In short, such a defence of central bank independence simply isn’t compelling. But maybe that’s because that’s not really what it’s about. Maybe the authors are less concerned with defending central bank independence than with defending Powell from Trump. Fine. But if that’s the case, let them say so. At the moment, Trump’s bullying of Powell has caused a mixed and confused reaction amongst the economic commentariat — with some extolling Powell’s spine of steel, others paradoxically calling for him to step down to preserve the Fed’s independence, and still others making stale theoretical defences of CBI more generally. Instead of engaging in these confused and usually rather tepid arguments about theory, if Yellen and Bernanke and others think Trump should back off and let Powell conduct monetary policy, they should say so and stop hiding behind poor theoretical arguments for insulating the Fed from political influence more generally.

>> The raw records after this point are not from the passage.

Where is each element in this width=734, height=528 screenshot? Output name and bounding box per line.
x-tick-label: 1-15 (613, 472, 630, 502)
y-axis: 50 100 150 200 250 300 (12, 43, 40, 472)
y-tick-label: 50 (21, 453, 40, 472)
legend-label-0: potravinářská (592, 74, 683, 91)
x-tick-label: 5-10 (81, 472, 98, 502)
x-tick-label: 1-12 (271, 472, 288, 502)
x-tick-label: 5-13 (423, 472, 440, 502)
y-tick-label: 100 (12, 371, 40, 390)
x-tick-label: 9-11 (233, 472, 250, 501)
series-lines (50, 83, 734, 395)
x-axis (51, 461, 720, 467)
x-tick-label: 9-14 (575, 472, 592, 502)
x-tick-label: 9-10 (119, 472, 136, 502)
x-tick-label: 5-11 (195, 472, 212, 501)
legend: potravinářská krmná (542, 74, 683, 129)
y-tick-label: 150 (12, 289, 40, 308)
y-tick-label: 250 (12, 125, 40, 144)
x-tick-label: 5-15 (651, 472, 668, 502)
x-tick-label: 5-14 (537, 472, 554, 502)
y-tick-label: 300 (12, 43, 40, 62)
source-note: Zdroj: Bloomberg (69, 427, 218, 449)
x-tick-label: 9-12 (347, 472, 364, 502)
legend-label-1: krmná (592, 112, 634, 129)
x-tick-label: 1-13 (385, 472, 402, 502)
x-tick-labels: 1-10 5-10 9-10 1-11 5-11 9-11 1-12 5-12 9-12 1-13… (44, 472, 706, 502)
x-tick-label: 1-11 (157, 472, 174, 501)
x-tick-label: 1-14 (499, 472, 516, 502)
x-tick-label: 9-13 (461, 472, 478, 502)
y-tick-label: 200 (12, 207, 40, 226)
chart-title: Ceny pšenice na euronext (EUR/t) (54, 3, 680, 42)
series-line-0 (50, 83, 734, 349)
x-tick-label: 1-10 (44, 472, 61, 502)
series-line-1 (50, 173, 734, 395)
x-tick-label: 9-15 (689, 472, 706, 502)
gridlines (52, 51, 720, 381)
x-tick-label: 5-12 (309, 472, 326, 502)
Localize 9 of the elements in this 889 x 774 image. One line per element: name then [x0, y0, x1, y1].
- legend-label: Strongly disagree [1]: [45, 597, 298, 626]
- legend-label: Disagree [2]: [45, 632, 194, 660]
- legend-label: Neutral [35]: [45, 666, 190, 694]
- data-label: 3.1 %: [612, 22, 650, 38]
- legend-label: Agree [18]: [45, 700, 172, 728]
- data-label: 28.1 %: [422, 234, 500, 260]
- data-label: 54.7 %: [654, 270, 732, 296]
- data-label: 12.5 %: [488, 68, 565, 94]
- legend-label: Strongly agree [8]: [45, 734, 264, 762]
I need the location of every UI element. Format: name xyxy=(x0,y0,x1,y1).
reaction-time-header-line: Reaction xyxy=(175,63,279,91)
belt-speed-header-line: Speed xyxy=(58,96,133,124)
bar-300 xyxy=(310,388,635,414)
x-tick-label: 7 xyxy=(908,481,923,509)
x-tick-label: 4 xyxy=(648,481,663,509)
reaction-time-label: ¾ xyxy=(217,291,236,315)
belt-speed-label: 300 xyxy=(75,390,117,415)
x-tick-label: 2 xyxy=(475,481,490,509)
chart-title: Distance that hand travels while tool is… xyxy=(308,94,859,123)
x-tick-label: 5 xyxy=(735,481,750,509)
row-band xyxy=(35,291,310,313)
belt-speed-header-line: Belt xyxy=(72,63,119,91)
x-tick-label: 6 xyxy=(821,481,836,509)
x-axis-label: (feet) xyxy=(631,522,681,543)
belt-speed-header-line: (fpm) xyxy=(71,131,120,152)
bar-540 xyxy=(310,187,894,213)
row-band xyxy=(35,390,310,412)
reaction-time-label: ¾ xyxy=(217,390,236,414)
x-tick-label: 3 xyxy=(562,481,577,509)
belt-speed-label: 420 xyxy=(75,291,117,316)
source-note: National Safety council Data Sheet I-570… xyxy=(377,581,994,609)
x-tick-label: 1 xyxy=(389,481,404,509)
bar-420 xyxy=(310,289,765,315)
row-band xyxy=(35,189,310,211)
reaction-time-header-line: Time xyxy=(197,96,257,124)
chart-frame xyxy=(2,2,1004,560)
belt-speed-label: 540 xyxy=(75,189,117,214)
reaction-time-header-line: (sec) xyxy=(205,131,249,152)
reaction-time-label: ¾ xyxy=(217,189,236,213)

There are good reasons for the Fed to be independent of the private sector: the most obvious are the classic arguments against state capture. There are good reasons for the Fed to be independent of the President: a constitutional aversion to the creation of a King, for one. There are good reasons for the Fed to be independent of Donald Trump: most specifically, he’s unpredictable. What is important to recognise, however, is that while important and compelling, all these reasons do not add up to good reasons for the Fed to be independent of the democratic legislature.